How can I individuate the text that encloses some other text in a pattern and edit it with regex

Question

I'm learning about regex and I'm trying to create a program where a certain pattern is substituted.

Given the following string:
@@@hello@!

I want to recognise "@@@" and "@!" and substitute them with "*** and "*^". What's between these characters must remain as it is.

Now, I tried something like:

text.replacingOccurrences(of: #"(@@@)"#, with: "***", options: .regularExpression)
text.replacingOccurrences(of: #"(@!)"#, with: "*^", options: .regularExpression)

but if my string is:

"@@@hello@! @@@hello@@@"

my output becomes:

"**hello^ hello"

while the desired one should be:

"**hello^ @@@hello@@@"

In fact I only want the characters to be substituted when they follow the pattern:

@@@ some text @!

I created a regex with the following pattern:
#"(@@@)(?:\\.*?)(@!)"#

but I'm not able to get the text and substitute it.
How can I individuate the text that encloses some other text in a pattern and edit it?

Answer 1

You can use

text = text.replacingOccurrences(of: #"(?s)@@@(.*?)@!"#, with: "***$1*^", options: .regularExpression)

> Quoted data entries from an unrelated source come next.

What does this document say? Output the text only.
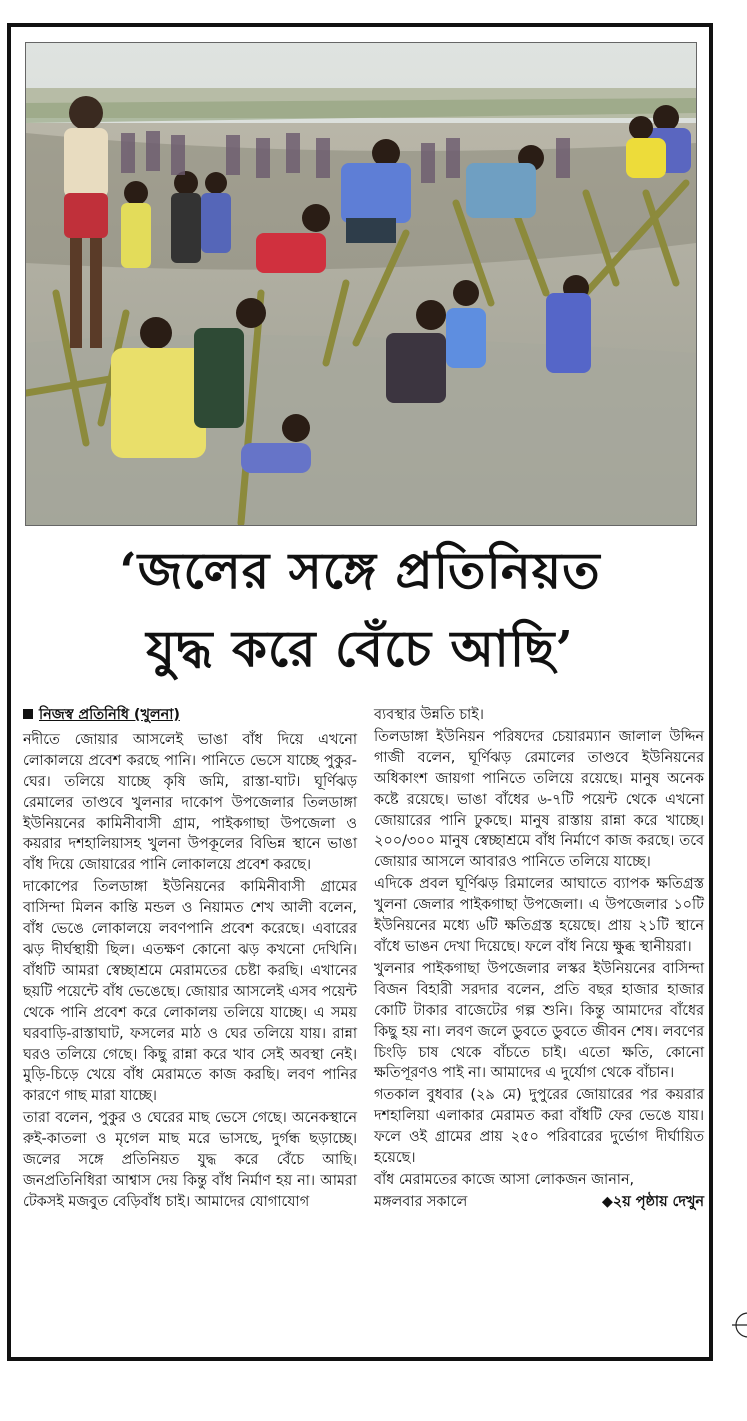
‘জলের সঙ্গে প্রতিনিয়ত
যুদ্ধ করে বেঁচে আছি’

নিজস্ব প্রতিনিধি (খুলনা)

নদীতে জোয়ার আসলেই ভাঙা বাঁধ দিয়ে এখনো লোকালয়ে প্রবেশ করছে পানি। পানিতে ভেসে যাচ্ছে পুকুর-ঘের। তলিয়ে যাচ্ছে কৃষি জমি, রাস্তা-ঘাট। ঘূর্ণিঝড় রেমালের তাণ্ডবে খুলনার দাকোপ উপজেলার তিলডাঙ্গা ইউনিয়নের কামিনীবাসী গ্রাম, পাইকগাছা উপজেলা ও কয়রার দশহালিয়াসহ খুলনা উপকূলের বিভিন্ন স্থানে ভাঙা বাঁধ দিয়ে জোয়ারের পানি লোকালয়ে প্রবেশ করছে।

দাকোপের তিলডাঙ্গা ইউনিয়নের কামিনীবাসী গ্রামের বাসিন্দা মিলন কান্তি মন্ডল ও নিয়ামত শেখ আলী বলেন, বাঁধ ভেঙে লোকালয়ে লবণপানি প্রবেশ করেছে। এবারের ঝড় দীর্ঘস্থায়ী ছিল। এতক্ষণ কোনো ঝড় কখনো দেখিনি। বাঁধটি আমরা স্বেচ্ছাশ্রমে মেরামতের চেষ্টা করছি। এখানের ছয়টি পয়েন্টে বাঁধ ভেঙেছে। জোয়ার আসলেই এসব পয়েন্ট থেকে পানি প্রবেশ করে লোকালয় তলিয়ে যাচ্ছে। এ সময় ঘরবাড়ি-রাস্তাঘাট, ফসলের মাঠ ও ঘের তলিয়ে যায়। রান্না ঘরও তলিয়ে গেছে। কিছু রান্না করে খাব সেই অবস্থা নেই। মুড়ি-চিড়ে খেয়ে বাঁধ মেরামতে কাজ করছি। লবণ পানির কারণে গাছ মারা যাচ্ছে।

তারা বলেন, পুকুর ও ঘেরের মাছ ভেসে গেছে। অনেকস্থানে রুই-কাতলা ও মৃগেল মাছ মরে ভাসছে, দুর্গন্ধ ছড়াচ্ছে। জলের সঙ্গে প্রতিনিয়ত যুদ্ধ করে বেঁচে আছি। জনপ্রতিনিধিরা আশ্বাস দেয় কিন্তু বাঁধ নির্মাণ হয় না। আমরা টেকসই মজবুত বেড়িবাঁধ চাই। আমাদের যোগাযোগ

ব্যবস্থার উন্নতি চাই।

তিলডাঙ্গা ইউনিয়ন পরিষদের চেয়ারম্যান জালাল উদ্দিন গাজী বলেন, ঘূর্ণিঝড় রেমালের তাণ্ডবে ইউনিয়নের অধিকাংশ জায়গা পানিতে তলিয়ে রয়েছে। মানুষ অনেক কষ্টে রয়েছে। ভাঙা বাঁধের ৬-৭টি পয়েন্ট থেকে এখনো জোয়ারের পানি ঢুকছে। মানুষ রাস্তায় রান্না করে খাচ্ছে। ২০০/৩০০ মানুষ স্বেচ্ছাশ্রমে বাঁধ নির্মাণে কাজ করছে। তবে জোয়ার আসলে আবারও পানিতে তলিয়ে যাচ্ছে।

এদিকে প্রবল ঘূর্ণিঝড় রিমালের আঘাতে ব্যাপক ক্ষতিগ্রস্ত খুলনা জেলার পাইকগাছা উপজেলা। এ উপজেলার ১০টি ইউনিয়নের মধ্যে ৬টি ক্ষতিগ্রস্ত হয়েছে। প্রায় ২১টি স্থানে বাঁধে ভাঙন দেখা দিয়েছে। ফলে বাঁধ নিয়ে ক্ষুব্ধ স্থানীয়রা।

খুলনার পাইকগাছা উপজেলার লস্কর ইউনিয়নের বাসিন্দা বিজন বিহারী সরদার বলেন, প্রতি বছর হাজার হাজার কোটি টাকার বাজেটের গল্প শুনি। কিন্তু আমাদের বাঁধের কিছু হয় না। লবণ জলে ডুবতে ডুবতে জীবন শেষ। লবণের চিংড়ি চাষ থেকে বাঁচতে চাই। এতো ক্ষতি, কোনো ক্ষতিপূরণও পাই না। আমাদের এ দুর্যোগ থেকে বাঁচান।

গতকাল বুধবার (২৯ মে) দুপুরের জোয়ারের পর কয়রার দশহালিয়া এলাকার মেরামত করা বাঁধটি ফের ভেঙে যায়। ফলে ওই গ্রামের প্রায় ২৫০ পরিবারের দুর্ভোগ দীর্ঘায়িত হয়েছে।

বাঁধ মেরামতের কাজে আসা লোকজন জানান,

মঙ্গলবার সকালে	◆২য় পৃষ্ঠায় দেখুন
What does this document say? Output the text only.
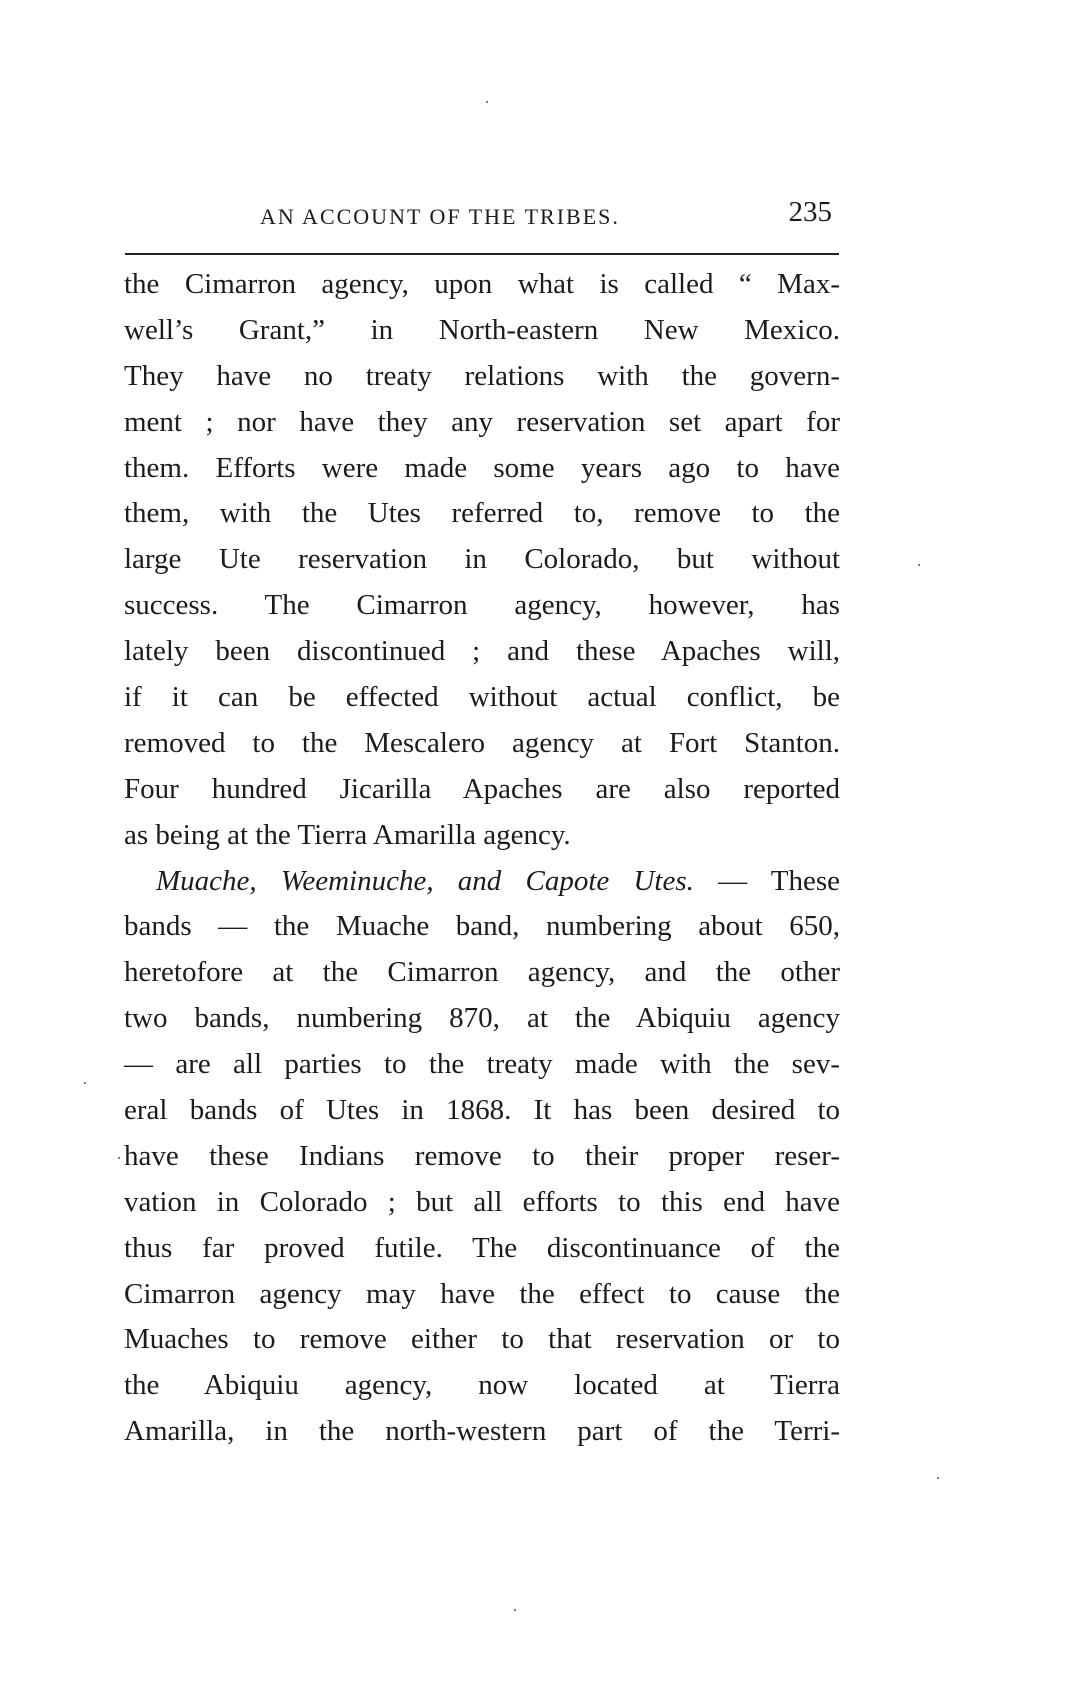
AN ACCOUNT OF THE TRIBES.	235
the Cimarron agency, upon what is called “ Max-
well’s Grant,” in North-eastern New Mexico.
They have no treaty relations with the govern-
ment ; nor have they any reservation set apart for
them. Efforts were made some years ago to have
them, with the Utes referred to, remove to the
large Ute reservation in Colorado, but without
success. The Cimarron agency, however, has
lately been discontinued ; and these Apaches will,
if it can be effected without actual conflict, be
removed to the Mescalero agency at Fort Stanton.
Four hundred Jicarilla Apaches are also reported
as being at the Tierra Amarilla agency.
Muache, Weeminuche, and Capote Utes. — These
bands — the Muache band, numbering about 650,
heretofore at the Cimarron agency, and the other
two bands, numbering 870, at the Abiquiu agency
— are all parties to the treaty made with the sev-
eral bands of Utes in 1868. It has been desired to
have these Indians remove to their proper reser-
vation in Colorado ; but all efforts to this end have
thus far proved futile. The discontinuance of the
Cimarron agency may have the effect to cause the
Muaches to remove either to that reservation or to
the Abiquiu agency, now located at Tierra
Amarilla, in the north-western part of the Terri-
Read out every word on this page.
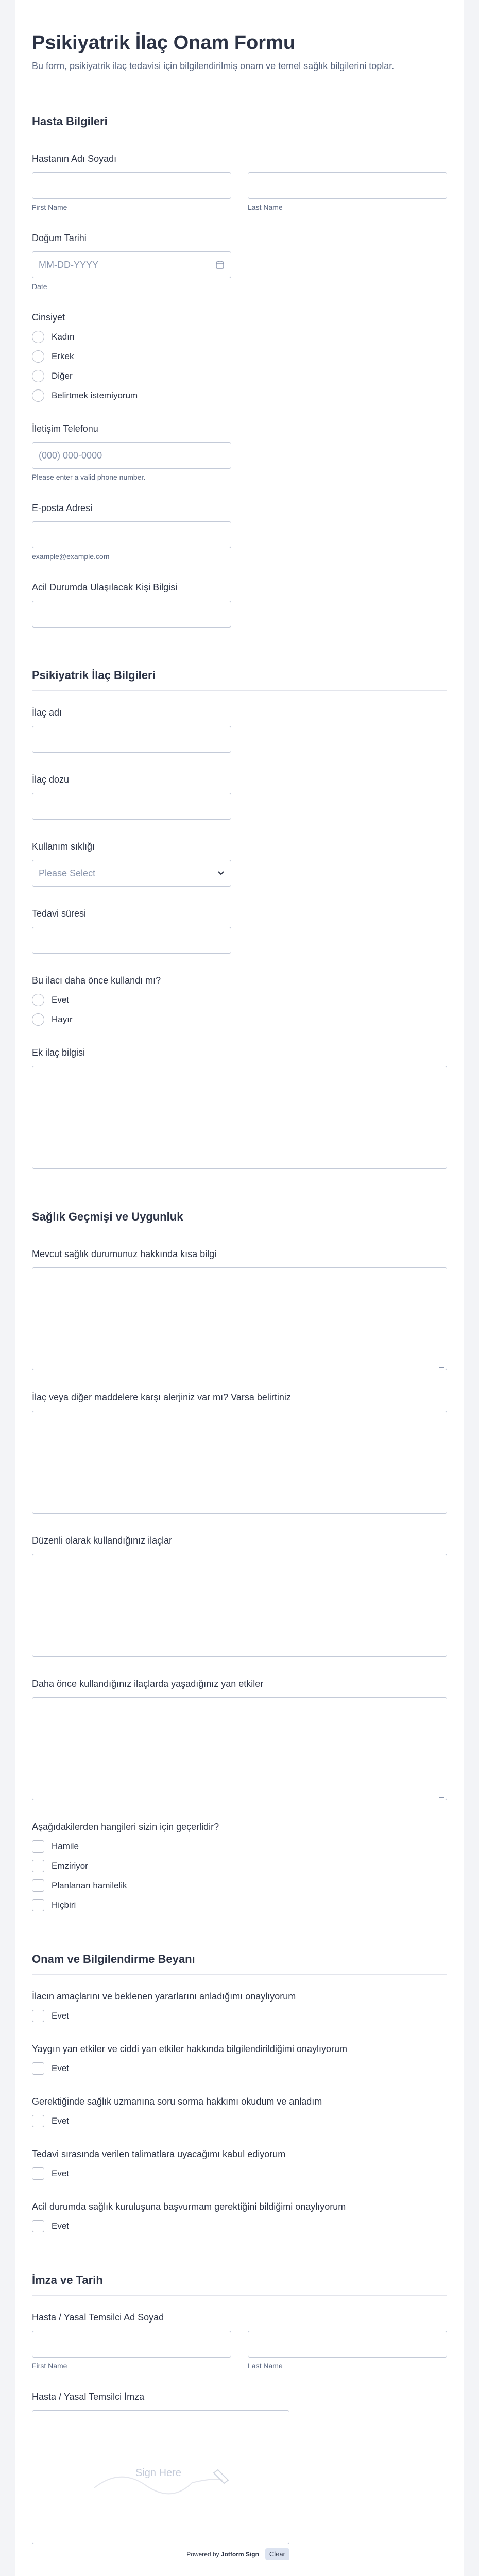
Psikiyatrik İlaç Onam Formu
Bu form, psikiyatrik ilaç tedavisi için bilgilendirilmiş onam ve temel sağlık bilgilerini toplar.
Hasta Bilgileri
Hastanın Adı Soyadı
First Name	Last Name
Doğum Tarihi
MM-DD-YYYY
Date
Cinsiyet
Kadın
Erkek
Diğer
Belirtmek istemiyorum
İletişim Telefonu
(000) 000-0000
Please enter a valid phone number.
E-posta Adresi
example@example.com
Acil Durumda Ulaşılacak Kişi Bilgisi
Psikiyatrik İlaç Bilgileri
İlaç adı
İlaç dozu
Kullanım sıklığı
Please Select
Tedavi süresi
Bu ilacı daha önce kullandı mı?
Evet
Hayır
Ek ilaç bilgisi
Sağlık Geçmişi ve Uygunluk
Mevcut sağlık durumunuz hakkında kısa bilgi
İlaç veya diğer maddelere karşı alerjiniz var mı? Varsa belirtiniz
Düzenli olarak kullandığınız ilaçlar
Daha önce kullandığınız ilaçlarda yaşadığınız yan etkiler
Aşağıdakilerden hangileri sizin için geçerlidir?
Hamile
Emziriyor
Planlanan hamilelik
Hiçbiri
Onam ve Bilgilendirme Beyanı
İlacın amaçlarını ve beklenen yararlarını anladığımı onaylıyorum
Evet
Yaygın yan etkiler ve ciddi yan etkiler hakkında bilgilendirildiğimi onaylıyorum
Evet
Gerektiğinde sağlık uzmanına soru sorma hakkımı okudum ve anladım
Evet
Tedavi sırasında verilen talimatlara uyacağımı kabul ediyorum
Evet
Acil durumda sağlık kuruluşuna başvurmam gerektiğini bildiğimi onaylıyorum
Evet
İmza ve Tarih
Hasta / Yasal Temsilci Ad Soyad
First Name	Last Name
Hasta / Yasal Temsilci İmza
Sign Here
Powered by Jotform Sign	Clear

See the regex demo. Details:

• (?s) - an inline "singleline" flag that makes . match any char
• @@@ - left-hand delimiter
• (.*?) - Capturing group 1 ($1 refers to this value): any zero or more chars as few as possible
• @! - right-hand delimiter.

Swift test:

let text = "@@@hello@! @@@hello@@@"
print(text.replacingOccurrences(of: #"(?s)@@@(.*?)@!"#, with: "***$1*^", options: .regularExpression))
// -> ***hello*^ @@@hello@@@